Wednesday, November 30, 2016

A Small Car …

My Honda Pilot, the vehicle that got me to and back from northern Illinois 17 times this year, has died.

It gave up the ghost as a mechanic was looking at the vehicle's rear gasket while checking a major oil leak. I guess I'd die, too, in that predicament. A stranger poking around your rear while you're hoisted up on a rack is probably not the most dignified thing.

The mechanic had put two other gaskets in the Honda earlier in an attempt to stop the gush of oil, but it continued on. The Honda bravely took me on one last trek after that first costly repair — a late night trip to the train station some 30 miles from here to pick up Holly, my Illinois girl — before blinking on the Check Engine Light and then lapsing into a coma. Her return trip here was delayed a day and I was afraid the Honda would conk out before I could get her home. It didn't, although the oil light came on and the Check Engine Light began flickering that night, foreshadowing its demise.

Maybe I could have put in a new rear gasket, but the transmission was going fast, the brakes were bad and it was simply time to get another car. The expenses of repairing a car with over 180,000 miles was high. I had the Honda for eight years and it served its purpose. It will be missed.

Its last voyage was to limp to the Honda dealership in my town. I bought the Pilot eight years ago under similar circumstances. I had just bought an Izusu Trooper that September 2008 and was headed to cover a news story about 50 miles from home. The remnants of some hurricane blew into northern Arkansas then, toppling trees and smashing homes. There was one fatality and I was headed to the destruction.

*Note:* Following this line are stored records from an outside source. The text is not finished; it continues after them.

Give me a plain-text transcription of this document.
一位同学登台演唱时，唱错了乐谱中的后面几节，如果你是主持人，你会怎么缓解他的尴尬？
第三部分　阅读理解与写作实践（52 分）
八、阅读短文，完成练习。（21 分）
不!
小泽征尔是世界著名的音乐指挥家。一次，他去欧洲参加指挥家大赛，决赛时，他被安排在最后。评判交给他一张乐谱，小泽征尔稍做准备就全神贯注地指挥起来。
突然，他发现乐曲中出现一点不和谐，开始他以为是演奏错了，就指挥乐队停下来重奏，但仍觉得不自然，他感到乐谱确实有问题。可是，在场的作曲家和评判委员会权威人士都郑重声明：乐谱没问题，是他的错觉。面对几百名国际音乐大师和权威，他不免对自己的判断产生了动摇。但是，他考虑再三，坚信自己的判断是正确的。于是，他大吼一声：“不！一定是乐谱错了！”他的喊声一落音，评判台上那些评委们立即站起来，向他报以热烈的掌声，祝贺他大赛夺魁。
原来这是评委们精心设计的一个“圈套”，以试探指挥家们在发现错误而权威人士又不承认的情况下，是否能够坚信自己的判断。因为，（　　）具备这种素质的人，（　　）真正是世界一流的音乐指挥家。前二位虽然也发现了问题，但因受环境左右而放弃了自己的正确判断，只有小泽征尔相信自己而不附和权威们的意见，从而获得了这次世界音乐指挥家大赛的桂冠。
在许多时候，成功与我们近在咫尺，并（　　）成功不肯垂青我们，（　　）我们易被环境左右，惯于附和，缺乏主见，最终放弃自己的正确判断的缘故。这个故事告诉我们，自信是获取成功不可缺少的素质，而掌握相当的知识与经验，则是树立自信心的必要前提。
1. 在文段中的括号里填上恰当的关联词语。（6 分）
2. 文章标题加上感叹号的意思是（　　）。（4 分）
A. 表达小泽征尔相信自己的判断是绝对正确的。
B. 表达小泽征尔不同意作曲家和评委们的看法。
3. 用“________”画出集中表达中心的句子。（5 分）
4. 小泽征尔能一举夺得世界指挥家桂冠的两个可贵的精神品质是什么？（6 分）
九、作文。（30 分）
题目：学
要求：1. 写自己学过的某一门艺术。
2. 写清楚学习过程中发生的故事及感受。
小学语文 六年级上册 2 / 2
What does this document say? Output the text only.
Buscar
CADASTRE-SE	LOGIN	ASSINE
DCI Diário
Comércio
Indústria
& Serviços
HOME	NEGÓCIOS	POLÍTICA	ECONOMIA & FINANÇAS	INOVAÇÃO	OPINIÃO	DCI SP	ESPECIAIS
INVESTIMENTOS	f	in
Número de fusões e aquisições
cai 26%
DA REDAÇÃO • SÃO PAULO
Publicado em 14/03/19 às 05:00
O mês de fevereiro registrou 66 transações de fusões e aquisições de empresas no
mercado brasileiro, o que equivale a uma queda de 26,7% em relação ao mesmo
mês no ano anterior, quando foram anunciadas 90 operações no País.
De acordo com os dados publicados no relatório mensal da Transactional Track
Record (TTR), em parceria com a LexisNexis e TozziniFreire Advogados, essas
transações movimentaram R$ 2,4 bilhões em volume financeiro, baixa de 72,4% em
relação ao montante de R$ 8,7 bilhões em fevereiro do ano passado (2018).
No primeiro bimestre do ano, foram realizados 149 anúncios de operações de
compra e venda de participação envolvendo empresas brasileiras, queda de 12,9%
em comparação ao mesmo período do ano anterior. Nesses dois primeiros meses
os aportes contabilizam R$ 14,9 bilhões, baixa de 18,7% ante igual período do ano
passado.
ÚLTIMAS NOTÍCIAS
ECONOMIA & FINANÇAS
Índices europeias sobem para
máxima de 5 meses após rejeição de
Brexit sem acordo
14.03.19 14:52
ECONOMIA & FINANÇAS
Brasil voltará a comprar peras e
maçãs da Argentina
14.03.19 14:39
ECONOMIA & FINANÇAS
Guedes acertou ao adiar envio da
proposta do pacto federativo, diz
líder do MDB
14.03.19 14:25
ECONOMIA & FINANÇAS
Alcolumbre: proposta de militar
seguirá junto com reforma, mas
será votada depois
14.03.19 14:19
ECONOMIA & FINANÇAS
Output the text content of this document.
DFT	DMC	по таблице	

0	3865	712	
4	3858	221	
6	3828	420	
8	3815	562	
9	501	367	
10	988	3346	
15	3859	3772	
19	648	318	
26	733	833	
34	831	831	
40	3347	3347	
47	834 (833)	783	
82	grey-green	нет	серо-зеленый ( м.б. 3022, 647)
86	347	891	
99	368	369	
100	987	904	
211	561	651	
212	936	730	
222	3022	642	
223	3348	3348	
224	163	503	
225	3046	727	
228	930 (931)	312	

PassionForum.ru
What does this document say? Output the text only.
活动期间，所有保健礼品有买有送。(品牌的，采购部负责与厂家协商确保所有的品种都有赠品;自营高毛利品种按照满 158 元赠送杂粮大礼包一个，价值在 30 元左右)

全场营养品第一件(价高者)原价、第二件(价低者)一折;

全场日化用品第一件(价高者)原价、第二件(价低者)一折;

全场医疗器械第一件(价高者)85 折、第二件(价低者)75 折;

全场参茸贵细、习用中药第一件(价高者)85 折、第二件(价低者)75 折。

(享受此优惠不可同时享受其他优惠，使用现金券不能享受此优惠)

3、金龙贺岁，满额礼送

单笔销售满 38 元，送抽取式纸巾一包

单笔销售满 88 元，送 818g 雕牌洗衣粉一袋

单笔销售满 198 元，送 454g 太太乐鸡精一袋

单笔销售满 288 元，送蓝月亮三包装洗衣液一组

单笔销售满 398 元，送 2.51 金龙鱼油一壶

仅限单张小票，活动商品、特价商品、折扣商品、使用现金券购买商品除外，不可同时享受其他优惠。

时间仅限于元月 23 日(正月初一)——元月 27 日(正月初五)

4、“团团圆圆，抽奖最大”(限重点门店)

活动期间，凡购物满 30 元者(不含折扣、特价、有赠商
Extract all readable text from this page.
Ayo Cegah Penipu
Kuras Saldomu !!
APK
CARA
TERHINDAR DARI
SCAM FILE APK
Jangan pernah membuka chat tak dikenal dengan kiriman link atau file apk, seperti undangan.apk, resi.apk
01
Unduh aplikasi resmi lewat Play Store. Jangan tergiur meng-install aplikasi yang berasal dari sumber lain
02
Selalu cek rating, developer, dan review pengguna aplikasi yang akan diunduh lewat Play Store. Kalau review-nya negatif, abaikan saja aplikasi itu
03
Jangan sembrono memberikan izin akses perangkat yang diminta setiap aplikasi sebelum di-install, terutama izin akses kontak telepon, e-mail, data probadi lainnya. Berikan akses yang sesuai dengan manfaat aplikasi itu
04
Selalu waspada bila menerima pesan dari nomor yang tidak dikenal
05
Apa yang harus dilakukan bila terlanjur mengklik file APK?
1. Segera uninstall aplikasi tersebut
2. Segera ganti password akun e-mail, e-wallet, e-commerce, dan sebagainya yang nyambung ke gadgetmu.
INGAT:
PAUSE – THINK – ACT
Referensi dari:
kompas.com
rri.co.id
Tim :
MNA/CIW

The Trooper threw a rod in Weiner, Ark., 30 miles from my home, which, when looking back, is kind of ironic. I mean, “rod” and “Weiner” in the same sentence is somewhat appropriate, I guess. But I digress. I had the car towed, and later Honda took it in as a trade on the Pilot. I got a great deal on the Pilot, but in the trade, I lost the second CD of The Tragically Hip's double album “Yer Favourites,” which was apparently still in the CD player when I switched cars.

Flash forward eight years and the Pilot sat outside the same dealership while Holly and I agreed to six more years of car payments. I bought a 2016 Nissan Versa, a small, 4-cylinder car with great gas mileage.

It's not the Honda; it sits pretty low and it takes a while to get up to speed. And it's a tiny car. And I'm a fat guy. Watching me crawl out of the car is like watching a rhinoceros giving birth on one of those National Geographic Channel shows.

But the Nissan is easy to handle, it's got a good CD player and because the car is so small inside, it's easy to warm up when the heater kicks in. We're hoping to hit the road and head back to northern Illinois next week for a quick visit, and we'll see how the car does on the long haul. I am sure it will cost less in gas money to make the 547-mile trip there than it did with the Honda.

It's taking some getting used to, though. When we come out of the grocery store, we instinctively look for a white SUV at first, rather than a small grey car. I do have a thing on the key, when pressed, it makes the headlights come on. I do that so I don't look so stupid forgetting which car I have.

And loading the groceries is different. We used to toss 'em in the back of the Honda and then, routinely, I'd complain when the bottles of tea escaped from the bags and rolled around in the back as we drove home. Now, the groceries either sit in the back seat or in the trunk. The tea bottles roll no more.

But life rolls on and everything takes getting used to. And those car payments will take some getting used to. I had paid off that Honda a few years ago. Maybe I can sell video of me getting out of the Nissan to the National Geographic Channel or Animal Planet.